The mega-merger between AT&T and T-mobile got a thumbs down from another member of the Senate Judiciary Committee Tuesday when Sen. Al Franken, (D-MN) sent a letter to regulators urging them to block the proposed $39 billion acquisition.
“Allowing the merger to proceed would lead to an effective duopoly in the national wireless market that would result in higher prices for consumers and potentially thousands of job losses,” Franken wrote to Julius Genachowski, the chairman of the Federal Communications Commission, and Attorney General Eric Holder.
Franken is a member of Judiciary’s antitrust subcommittee, and he’s the second senator to call for a blockage of the merger after antitrust committee chair Herb Kohl, (D-WI.)
Franken cited data supplied by Sprint (which opposes the merger) that predicts that prices for wireless phone subscribers for AT&T and T-Mobile could increase up to 25 percent post merger.
The senator pointed to the FCC’s own market statistics about competition in the wireless marketplace as evidence of how deeply anticompetitive a merger between the two telecommunications would be, and he noted that the Justice Department had previously blocked a merger between Sprint and Worldcom on the basis of a similar analysis from the FCC in 2000.

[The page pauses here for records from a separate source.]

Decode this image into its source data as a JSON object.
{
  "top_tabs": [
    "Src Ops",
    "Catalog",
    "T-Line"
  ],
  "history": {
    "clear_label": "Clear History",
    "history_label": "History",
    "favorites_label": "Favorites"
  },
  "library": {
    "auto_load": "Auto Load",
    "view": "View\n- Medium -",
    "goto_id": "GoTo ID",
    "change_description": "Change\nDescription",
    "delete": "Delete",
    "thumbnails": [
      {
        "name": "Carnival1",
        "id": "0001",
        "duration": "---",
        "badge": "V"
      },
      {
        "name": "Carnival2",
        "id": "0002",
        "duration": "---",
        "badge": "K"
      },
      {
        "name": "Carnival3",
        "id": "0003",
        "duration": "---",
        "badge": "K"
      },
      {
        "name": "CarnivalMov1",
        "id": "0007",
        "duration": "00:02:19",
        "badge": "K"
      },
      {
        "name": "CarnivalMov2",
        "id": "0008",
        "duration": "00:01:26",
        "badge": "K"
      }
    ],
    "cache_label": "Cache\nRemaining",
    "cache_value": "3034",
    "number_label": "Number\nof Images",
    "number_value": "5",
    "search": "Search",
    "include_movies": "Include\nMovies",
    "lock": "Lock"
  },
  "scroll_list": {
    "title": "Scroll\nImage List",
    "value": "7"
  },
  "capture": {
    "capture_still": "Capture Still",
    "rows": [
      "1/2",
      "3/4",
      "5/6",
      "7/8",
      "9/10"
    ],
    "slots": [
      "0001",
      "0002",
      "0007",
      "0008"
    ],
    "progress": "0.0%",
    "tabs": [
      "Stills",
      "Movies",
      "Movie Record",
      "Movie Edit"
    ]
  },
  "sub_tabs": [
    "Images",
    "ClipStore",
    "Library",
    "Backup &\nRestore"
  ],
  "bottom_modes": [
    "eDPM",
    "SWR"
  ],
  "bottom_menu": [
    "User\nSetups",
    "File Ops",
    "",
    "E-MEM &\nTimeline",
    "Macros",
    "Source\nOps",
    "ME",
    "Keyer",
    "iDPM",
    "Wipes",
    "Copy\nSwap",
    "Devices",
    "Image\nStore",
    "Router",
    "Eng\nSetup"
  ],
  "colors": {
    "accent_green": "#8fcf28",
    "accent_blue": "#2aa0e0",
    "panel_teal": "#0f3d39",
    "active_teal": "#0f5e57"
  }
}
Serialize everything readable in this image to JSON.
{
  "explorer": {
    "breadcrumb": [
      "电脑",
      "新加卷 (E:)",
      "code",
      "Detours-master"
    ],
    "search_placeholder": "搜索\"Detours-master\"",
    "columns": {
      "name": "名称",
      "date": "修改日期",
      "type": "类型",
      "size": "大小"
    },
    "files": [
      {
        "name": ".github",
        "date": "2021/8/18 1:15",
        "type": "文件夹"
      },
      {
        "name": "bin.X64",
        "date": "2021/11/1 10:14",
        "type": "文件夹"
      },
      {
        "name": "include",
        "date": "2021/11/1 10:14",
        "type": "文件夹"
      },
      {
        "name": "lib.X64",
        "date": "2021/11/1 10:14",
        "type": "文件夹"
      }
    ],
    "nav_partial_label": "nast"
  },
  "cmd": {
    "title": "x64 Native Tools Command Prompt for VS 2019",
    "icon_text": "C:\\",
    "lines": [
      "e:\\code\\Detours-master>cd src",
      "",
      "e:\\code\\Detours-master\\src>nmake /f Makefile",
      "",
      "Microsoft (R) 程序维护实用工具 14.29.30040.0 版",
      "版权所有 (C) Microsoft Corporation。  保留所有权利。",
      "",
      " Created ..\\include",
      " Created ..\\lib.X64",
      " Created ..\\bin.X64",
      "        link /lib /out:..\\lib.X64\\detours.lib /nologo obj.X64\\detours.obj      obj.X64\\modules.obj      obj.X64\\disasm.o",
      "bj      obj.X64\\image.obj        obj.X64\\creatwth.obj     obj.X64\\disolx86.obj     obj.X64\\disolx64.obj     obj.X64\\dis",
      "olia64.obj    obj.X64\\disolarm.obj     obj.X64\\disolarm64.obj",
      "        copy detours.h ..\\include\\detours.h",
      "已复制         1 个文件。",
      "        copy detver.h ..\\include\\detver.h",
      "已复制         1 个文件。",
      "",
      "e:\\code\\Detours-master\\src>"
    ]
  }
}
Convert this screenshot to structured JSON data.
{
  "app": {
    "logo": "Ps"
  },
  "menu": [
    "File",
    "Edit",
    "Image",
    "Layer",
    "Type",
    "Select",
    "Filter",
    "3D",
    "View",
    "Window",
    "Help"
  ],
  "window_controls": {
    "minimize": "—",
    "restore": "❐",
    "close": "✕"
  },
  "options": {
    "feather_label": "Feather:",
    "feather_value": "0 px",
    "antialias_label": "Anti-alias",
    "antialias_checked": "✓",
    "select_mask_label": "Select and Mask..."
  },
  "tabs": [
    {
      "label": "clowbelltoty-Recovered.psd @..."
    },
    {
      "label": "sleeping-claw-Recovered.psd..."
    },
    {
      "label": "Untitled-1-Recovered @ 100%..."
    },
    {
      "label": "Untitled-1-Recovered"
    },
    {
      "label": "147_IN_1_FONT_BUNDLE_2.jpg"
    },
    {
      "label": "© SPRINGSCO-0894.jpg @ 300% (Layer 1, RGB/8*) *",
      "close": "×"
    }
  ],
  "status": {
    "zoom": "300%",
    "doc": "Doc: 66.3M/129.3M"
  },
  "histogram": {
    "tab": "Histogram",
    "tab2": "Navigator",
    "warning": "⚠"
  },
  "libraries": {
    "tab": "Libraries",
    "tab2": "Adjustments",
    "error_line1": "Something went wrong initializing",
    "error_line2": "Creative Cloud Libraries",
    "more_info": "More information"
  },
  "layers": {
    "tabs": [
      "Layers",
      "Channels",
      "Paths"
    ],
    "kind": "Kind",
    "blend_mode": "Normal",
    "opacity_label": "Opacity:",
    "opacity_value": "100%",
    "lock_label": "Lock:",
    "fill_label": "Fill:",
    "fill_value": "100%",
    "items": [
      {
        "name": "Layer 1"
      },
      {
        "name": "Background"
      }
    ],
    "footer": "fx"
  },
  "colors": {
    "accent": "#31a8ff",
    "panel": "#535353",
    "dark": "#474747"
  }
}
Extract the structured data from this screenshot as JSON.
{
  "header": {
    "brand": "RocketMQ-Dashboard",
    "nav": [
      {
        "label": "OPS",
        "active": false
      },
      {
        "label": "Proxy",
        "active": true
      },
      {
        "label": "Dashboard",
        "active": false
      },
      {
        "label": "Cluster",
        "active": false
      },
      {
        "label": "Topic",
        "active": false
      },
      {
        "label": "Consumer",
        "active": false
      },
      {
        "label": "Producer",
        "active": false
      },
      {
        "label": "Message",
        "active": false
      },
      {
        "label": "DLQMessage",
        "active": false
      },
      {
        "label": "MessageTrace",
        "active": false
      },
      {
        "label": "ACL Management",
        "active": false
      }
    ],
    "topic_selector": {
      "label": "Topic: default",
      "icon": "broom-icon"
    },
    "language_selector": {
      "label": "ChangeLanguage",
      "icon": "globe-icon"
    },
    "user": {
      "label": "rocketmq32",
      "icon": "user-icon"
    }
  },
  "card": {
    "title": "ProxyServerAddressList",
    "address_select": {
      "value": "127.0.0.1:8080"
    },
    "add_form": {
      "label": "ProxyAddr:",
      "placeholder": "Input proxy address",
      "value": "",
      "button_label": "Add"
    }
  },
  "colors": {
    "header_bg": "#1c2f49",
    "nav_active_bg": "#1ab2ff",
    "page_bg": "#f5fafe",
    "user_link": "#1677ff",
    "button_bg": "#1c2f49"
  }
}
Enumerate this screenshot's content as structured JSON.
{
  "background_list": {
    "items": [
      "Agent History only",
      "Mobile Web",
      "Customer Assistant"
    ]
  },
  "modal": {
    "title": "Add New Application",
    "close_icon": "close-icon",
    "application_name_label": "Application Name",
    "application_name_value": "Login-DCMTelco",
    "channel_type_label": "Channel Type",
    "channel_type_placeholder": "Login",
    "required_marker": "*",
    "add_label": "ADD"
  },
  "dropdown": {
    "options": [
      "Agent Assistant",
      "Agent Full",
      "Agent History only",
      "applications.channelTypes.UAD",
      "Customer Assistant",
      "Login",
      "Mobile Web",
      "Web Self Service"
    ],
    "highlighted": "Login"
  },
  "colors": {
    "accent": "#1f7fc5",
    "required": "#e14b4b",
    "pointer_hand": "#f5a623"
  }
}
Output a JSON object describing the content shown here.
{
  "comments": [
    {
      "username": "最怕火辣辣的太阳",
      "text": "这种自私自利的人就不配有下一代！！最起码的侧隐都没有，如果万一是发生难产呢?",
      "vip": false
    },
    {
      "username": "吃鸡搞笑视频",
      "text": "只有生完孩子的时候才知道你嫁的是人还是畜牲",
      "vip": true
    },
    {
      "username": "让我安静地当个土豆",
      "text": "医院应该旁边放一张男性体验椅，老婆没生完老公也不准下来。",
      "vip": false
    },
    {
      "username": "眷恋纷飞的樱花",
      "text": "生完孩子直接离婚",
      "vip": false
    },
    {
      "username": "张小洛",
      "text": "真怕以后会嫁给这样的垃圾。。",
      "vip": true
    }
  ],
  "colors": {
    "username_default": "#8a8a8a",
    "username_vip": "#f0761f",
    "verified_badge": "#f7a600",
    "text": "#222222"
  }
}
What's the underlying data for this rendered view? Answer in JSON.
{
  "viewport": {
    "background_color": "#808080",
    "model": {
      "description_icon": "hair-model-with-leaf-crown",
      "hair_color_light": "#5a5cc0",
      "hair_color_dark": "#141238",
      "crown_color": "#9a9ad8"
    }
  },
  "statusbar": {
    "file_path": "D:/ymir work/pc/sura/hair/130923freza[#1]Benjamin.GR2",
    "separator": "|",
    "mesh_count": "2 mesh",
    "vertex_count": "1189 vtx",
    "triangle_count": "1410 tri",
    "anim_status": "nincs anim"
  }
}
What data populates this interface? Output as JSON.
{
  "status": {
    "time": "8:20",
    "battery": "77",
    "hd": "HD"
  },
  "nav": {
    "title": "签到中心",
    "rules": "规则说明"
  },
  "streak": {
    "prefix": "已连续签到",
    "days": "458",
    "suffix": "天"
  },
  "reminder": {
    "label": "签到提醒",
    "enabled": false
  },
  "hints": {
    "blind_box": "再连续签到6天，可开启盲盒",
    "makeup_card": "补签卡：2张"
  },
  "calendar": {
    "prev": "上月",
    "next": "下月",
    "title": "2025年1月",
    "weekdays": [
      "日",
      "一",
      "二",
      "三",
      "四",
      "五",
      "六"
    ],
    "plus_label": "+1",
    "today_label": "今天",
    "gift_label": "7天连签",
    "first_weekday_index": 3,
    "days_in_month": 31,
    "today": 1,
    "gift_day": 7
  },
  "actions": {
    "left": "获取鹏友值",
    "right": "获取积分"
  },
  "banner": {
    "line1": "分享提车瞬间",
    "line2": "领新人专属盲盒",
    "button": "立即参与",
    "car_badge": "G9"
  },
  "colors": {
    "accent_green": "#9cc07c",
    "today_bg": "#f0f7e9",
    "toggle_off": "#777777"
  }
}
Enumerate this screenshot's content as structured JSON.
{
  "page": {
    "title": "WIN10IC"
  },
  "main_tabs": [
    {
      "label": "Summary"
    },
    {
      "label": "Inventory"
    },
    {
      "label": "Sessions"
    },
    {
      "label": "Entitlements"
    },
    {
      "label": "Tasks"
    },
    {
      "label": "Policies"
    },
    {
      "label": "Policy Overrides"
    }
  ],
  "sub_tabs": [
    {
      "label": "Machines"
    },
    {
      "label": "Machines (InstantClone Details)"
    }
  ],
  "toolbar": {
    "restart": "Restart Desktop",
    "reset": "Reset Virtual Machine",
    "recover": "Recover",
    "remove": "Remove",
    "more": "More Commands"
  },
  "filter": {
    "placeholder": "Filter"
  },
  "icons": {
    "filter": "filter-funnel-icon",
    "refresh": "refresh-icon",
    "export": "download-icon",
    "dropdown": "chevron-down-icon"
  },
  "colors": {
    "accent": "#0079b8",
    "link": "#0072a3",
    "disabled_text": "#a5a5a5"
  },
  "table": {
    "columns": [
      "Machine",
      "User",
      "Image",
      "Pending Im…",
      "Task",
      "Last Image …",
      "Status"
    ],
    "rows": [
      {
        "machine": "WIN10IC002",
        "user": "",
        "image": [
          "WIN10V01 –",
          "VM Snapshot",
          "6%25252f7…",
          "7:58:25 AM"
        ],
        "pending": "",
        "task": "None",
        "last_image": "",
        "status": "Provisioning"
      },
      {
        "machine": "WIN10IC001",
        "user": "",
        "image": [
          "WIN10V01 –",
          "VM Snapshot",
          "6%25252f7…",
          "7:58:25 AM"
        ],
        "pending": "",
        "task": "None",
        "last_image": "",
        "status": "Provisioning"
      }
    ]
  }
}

He also blamed AT&T for not investing in its network sufficiently to cope with the torrents of data traffic resulting from the popularity of the iPhone.
“Rather than simply attempting to wrest control over existing spectrum from its competitors, AT&T should focus its expenditures on making better use of the spectrum licenses it already owns,” Franken wrote.
Democrats aren’t unified on this issue however.
In June, more than 70 House Democrats wrote to the two agencies reviewing the merger to support it.
They said that they thought the merger would create jobs and bring next generation technologies to a wider swath of the country.
Facebook, Microsoft and several venture capitalists also support the deal.
T-Mobile on Tuesday issued a statement rebutting the senator.
“While we respect Senator Franken, his analysis of our pending transaction is just wrong.,” said Tom Sugrue, T-Mobile’s senior vice president of government affairs in a press statement. “The combination of T-Mobile and AT&T should be approved because it will deliver what consumers are looking for in the age of smart phones, tablets and mobile internet – speed, service quality and reduced costs.”